CLEVELAND — Failure to wear a face mask in public in Cuyahoga County could land you behind bars, County Executive Armond Budish said Friday.
In a Zoom press conference, Budish outlined how the county will enforce Gov. Mike DeWine's new mask mandate, which applies to Cuyahoga and 11 other counties throughout the state. While DeWine gave the official directive, it will be up to local communities to decide how they want to enforce the measure.
According to Budish, his office's "legal research" determined a violation of the order would constitute as a second-degree misdemeanor, punishable by up to 90 days in jail and a $750 fine. However, local municipalities will have leeway to enact their own, possibly non-criminal penalties.
"It's out hope that this kind of action won't be necessary," Budish said. "We hope that informing the business owner or relevant party will correct any compliance issues that exist."
Cuyahoga, Lorain, Summit, and Trumbull are among the 12 counties affected by DeWine's mandate, as all of these areas are currently under a red "Level 3" alert for COVID-19. In addition, Cuyahoga is on a "watch list" for the highest level (4).
"The surge is catastrophic, and we're right in the thick of it here," Budish said. "Things are getting worse."
County Health Commissioner Terry Allen detailed the alarming rise, noting that although more coronavirus testing is taking place, the positivity rate increase from just 3.7% on June 23 to 8.8% this past Tuesday.
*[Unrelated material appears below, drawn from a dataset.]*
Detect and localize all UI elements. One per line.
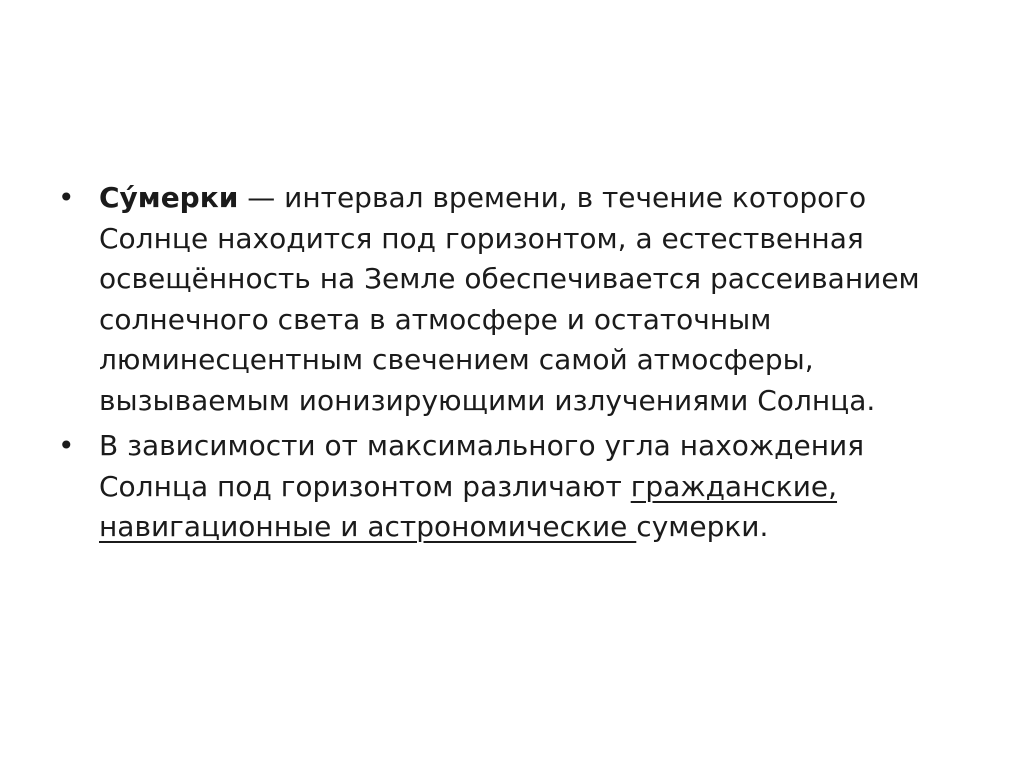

In addition, 80% of county adult hospital beds and 59% of pediatric beds are now occupied, the highest levels since the pandemic began.
"We need to remember that our young people are not invincible," Allen said. "Their actions have consequences for our seniors, our grandparents, their grandparents and for the child down the street who may be battling Leukemia."
While the county hopes to limit criminal or civil penalties and instead educated residents about the rules, a phone number for compliance complaints has been established at (216) 698-5050. Should people or businesses commit "repeated" violations, Budish says the county sheriff's office will not hesitate to take action.
"We hope our residents will realize that mask wearing is a necessity during these challenging times," he said. "Please help stop the spread and wear a mask."
Prior to the directive from the governor's mansion, Cleveland Mayor Frank G. Jackson had already signed an executive order mandating masks in the city and had planned to ask City Council to pass enforcement measures (such as a $25 fine for individual violators). It is unknown if that will still take place.